We continue to track the chance of snow later today and overnight across Northeast Colorado. It looks like most areas will see some snow, with impacts varying greatly depending on temperatures in-your-back-yard, and elevation. Generally speaking, it looks like the potential for a 1 - 4" across the Northeast Plains, with perhaps pockets of 4 - 8" (or more?) for higher elevations west of I-25 and south of Denver across the Western Palmer Divide.
This is a low confidence forecast. Temperatures will be an issue, and there remains a huge amount of variation between the modeling with just how much moisture we'll have to work with as well. Melting, compaction, you-name-it will all play funny games with snowfall totals from this system.
This product from the WPC I think shows the high-end potential with this event. 2 - 5" along the northern urban corridor (Denver, Loveland, Fort Collins), 4 - 8" for areas south of Denver (Castle Rock, Elizabeth, Parker), with perhaps some areas seeing upwards of 8" in the foothills west of Denver. It also happens to look a lot like the European model has looked for several days now, so I wouldn't exactly discount the potential here:
Our gamblers are less bullish. Here we see very little support for accumulating snow in most Front Range cities, with Castle Rock (elevation!) showing the best potential for several inches of snow tonight:
A look at some of the models shows how hit-and-miss this might end up being. Both for snow accumulation, but precipitation as a whole. The 3km NAM shows generally light precipitation, but a few pockets of 0.8 to 1"+ QPF in and around Denver:
This equates to many areas seeing just a Trace of snow, but others seeing upwards of 5" or so –– over a pretty short distance:
So, while we think this will be one of the haves and have-nots, it's a bit hard to communicate that in a forecast map. We'll go ahead and broad-brush areas in the map below, but know within each zone we're likely to see quite a bit of variation. In the end, a good chance of snow, likely some accumulation, and an otherwise chilly and damp night ahead:
- Trace - 3" for Fort Collins area
- 1 - 4" For Denver downtown and northern suburbs
- 2 - 5" Boulder (some boom potential here)
- 2 - 5" southern, southwestern, and southeastern Denver suburbs
- 2 - 5" Western Palmer Divide with 4 - 8" possible should trend toward more snow continues
- Trace - 3" Colorado Springs, with greatest snow potential on the north side
Timing and impacts
The latest short term high-res HRRR model shows showers pushing across Northeast Colorado this afternoon, general in the form of rain –– perhaps some mixing –– but the snow holding off until later this evening.

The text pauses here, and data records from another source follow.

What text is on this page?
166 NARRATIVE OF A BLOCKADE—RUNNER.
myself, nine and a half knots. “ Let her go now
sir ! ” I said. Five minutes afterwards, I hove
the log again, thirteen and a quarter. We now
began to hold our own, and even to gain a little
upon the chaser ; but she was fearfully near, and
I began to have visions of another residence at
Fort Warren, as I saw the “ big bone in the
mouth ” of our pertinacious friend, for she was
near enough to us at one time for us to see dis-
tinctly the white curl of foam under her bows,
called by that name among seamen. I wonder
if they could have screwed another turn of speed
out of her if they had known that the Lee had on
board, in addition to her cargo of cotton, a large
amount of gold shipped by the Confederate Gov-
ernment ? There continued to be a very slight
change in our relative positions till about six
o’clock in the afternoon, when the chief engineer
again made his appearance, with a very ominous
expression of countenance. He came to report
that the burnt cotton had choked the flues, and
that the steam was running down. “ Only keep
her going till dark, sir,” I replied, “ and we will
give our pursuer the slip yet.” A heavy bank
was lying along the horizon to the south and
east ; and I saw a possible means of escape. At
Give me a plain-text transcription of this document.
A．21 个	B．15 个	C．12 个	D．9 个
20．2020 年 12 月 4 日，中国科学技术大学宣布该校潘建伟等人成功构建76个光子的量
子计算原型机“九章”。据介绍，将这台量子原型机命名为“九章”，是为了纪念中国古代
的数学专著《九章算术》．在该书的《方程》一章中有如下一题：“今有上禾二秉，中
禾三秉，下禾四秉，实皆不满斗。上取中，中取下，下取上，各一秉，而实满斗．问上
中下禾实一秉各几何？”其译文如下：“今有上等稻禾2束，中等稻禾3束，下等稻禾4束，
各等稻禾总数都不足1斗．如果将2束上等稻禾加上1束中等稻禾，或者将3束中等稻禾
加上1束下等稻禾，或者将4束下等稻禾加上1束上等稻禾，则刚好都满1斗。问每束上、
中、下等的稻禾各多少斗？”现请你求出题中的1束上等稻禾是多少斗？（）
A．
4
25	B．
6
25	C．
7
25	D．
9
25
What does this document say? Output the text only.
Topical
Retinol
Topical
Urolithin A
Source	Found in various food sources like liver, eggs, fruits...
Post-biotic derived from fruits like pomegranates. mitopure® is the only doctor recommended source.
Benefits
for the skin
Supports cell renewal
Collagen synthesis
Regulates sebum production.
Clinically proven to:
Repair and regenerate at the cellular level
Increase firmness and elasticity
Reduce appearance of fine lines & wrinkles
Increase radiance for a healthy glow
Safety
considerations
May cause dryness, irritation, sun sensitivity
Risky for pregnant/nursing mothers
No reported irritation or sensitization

Here's its forecast for 4pm this afternoon, some good mountain snow, showers for the plains, and heaver snow north of Colorado across Wyoming and Nebraska:
It has snow pushing into Northern Colorado by 7 or 8pm, with some good snow forecast in the Fort Collins area around 9pm:
By 11pm we see the snow pushing south into Denver, with pockets of heavy wet snow across the entire northern urban corridor:
For Colorado Springs the snowfall potential is lower. If you live on the north side of the Springs your potential for a burst of snow (perhaps a few quick inches of slushy accumulation is a bit higher. Timing for the Palmer/South looks to be around midnight or perhaps after for the arrival of the snow tonight.
This is just one model's forecast on timing but looks in decent agreement with current observations and other models as well. I will say the onset of precipitation is usually quicker than models indicate... so perhaps we see the timeline above moved ahead and hour or two –– and if so, do not be surprised by this.
For impacts, I'd expect some slow-going on the roadways tonight under the heavier snow showers. Temperatures aren't forecast to be all that cold (near freezing for most of the duration of the snow in Denver tonight), so tough call on accumulation obviously, but also impacts on roads. Because the bulk of the snow is forecast to come overnight, I'd expect greater road impacts as a heavy wet snow, even if not terribly cold, and slush up the roadways pretty quickly around here.
By early Saturday morning, even as the snow comes to an end, temperatures will dip into the upper 20s. This will lead to icing on the roadways, so if your plans take you out of the house tomorrow morning give yourself some extra time on the roads.
Snow comes to an end fo the northern urban corridor early Saturday, with lingering showers coming to an end across the Palmer by mid to late morning Saturday. A chilly Saturday forecast for eastern Colorado Saturday with highs only around 40 for Denver. More sun on Sunday, but still cool with highs in the 40s to near 50 for Denver.